Bonjour tout le monde,
La monnaie locale continue de se développer et arrive sur Andernos sous le nom de l »ostrea!
un concours de dessin est même organisé jusqu’au 12 juin 2015, afin d’impliquer les personnes et illustrera notre future monnaie…plus d’infos au 06.62.06.25.57 Veronique
Pour ceux qui voudraient approfondir le rôle de la monnaie et ce qu’on pourrait faire avec les SEL, puis un système financier inverse de celui d’aujourd’hui (prêts à taux zéro et taxes sur les comptes positifs), voici un lien https://esscentraliens.atlassian.net/wiki/x/CID9, sur une conférence qui a été faite en 02/2014: à regarder étape par étape, pour bien assimiler le total:-). Bon visionnage!
[…] Les monnaies locales complémentaires s'invitent dans les porte-monnaie.

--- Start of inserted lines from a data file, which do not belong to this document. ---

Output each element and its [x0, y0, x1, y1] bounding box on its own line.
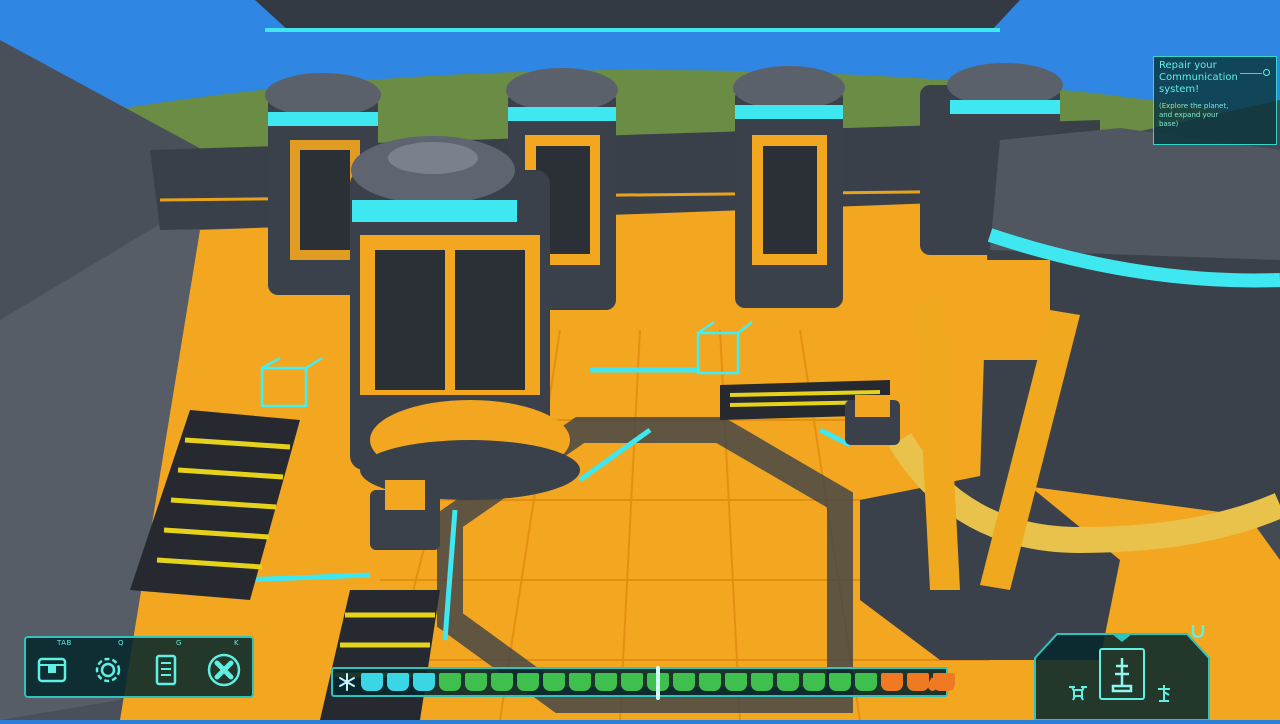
temperature-cell-green [491, 673, 513, 691]
temperature-bar [331, 666, 955, 700]
build-item-drone[interactable] [1065, 680, 1091, 706]
main-menu-bar: TAB Q G K [24, 636, 254, 698]
close-x-icon [207, 653, 241, 687]
temperature-cell-cyan [361, 673, 383, 691]
drone-icon [1069, 686, 1087, 701]
temperature-cell-green [517, 673, 539, 691]
temperature-cell-cyan [387, 673, 409, 691]
temperature-cell-green [725, 673, 747, 691]
snowflake-icon [339, 673, 355, 691]
build-item-antenna-selected[interactable] [1099, 648, 1145, 700]
temperature-cell-green [543, 673, 565, 691]
key-hint-q: Q [118, 639, 125, 647]
temperature-cell-green [673, 673, 695, 691]
temperature-cell-cyan [413, 673, 435, 691]
close-menu-button[interactable]: K [204, 639, 244, 690]
settings-gear-icon [95, 657, 121, 683]
settings-button[interactable]: Q [88, 639, 128, 690]
u-shaped-magnet-icon [1191, 625, 1205, 639]
key-hint-k: K [234, 639, 240, 647]
antenna-tower-icon [1111, 658, 1133, 693]
build-item-tower[interactable] [1151, 680, 1177, 706]
fire-icon [927, 673, 939, 691]
temperature-cell-green [803, 673, 825, 691]
temperature-cell-orange [881, 673, 903, 691]
temperature-cell-green [777, 673, 799, 691]
temperature-cell-green [439, 673, 461, 691]
temperature-cell-green [595, 673, 617, 691]
logbook-button[interactable]: G [146, 639, 186, 690]
quest-title: Repair your Communication system! [1159, 60, 1238, 95]
tower-icon [1158, 685, 1170, 702]
quest-panel: Repair your Communication system! (Explo… [1153, 56, 1277, 145]
game-scene [0, 0, 1280, 720]
magnet-tool-button[interactable] [1187, 620, 1209, 642]
quest-marker-icon [1263, 69, 1270, 76]
temperature-cell-green [621, 673, 643, 691]
temperature-cell-green [699, 673, 721, 691]
key-hint-tab: TAB [57, 639, 72, 647]
inventory-button[interactable]: TAB [32, 639, 72, 690]
quest-connector-line [1240, 73, 1262, 74]
temperature-cell-green [465, 673, 487, 691]
log-book-icon [155, 654, 177, 686]
temperature-cell-green [855, 673, 877, 691]
quest-description: (Explore the planet, and expand your bas… [1159, 102, 1229, 128]
temperature-cell-green [829, 673, 851, 691]
build-selection-panel [1027, 625, 1217, 721]
temperature-cell-green [751, 673, 773, 691]
temperature-cell-green [569, 673, 591, 691]
storage-crate-icon [37, 657, 67, 683]
key-hint-g: G [176, 639, 182, 647]
temperature-marker [656, 666, 660, 700]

Objectif ? Dynamiser les échanges locaux et favoriser le commerce de proximité. […]
Bien entendu, ce n’est pas neuf. Les SEL (Service d’Échange Local) existent depuis plus de 100 ans . Le SEL est une suite logique aux monnaies locales. Celles-ci ont été la règle longtemps et étaient très répandues avant le 19e siècle. Ceci est normal, car on voyageait peu ; une monnaie valable sur un grand territoire était peu utile.Maintenant, on voyage facilement, mais on vit dans un monde restreint, donc retour aux monnaies locales.
De fait, on utilisait la monnaie locale pour le commerce local et des devises nationales ou internationales pour les échanges à longue distance.
Les personnes qui font partie d’un SEL peuvent acquérir des biens, des services et des savoirs auxquels leur pouvoir d’achat ne leur donnerait normalement pas accès. Le principe en est simple : il est fondé sur l’échange au sein d’un groupe de 30 à 2.000 personnes (en moyenne : 50). Afin que ces échanges dépassent le simple troc de biens, de services et de savoirs, le groupe définit l’unité de compte qui régit les échanges, rôle joué habituellement par la monnaie. Ainsi, même celui qui ne peut y consacrer aucune part de son budget, mais qui est membre d’un SEL, peut échanger avec tous les autres membres. Chacun possède des compétences ou peut offrir un travail simple mais apprécié au sein d’un groupe et tout (ou presque) se passe en dehors du système monétaire.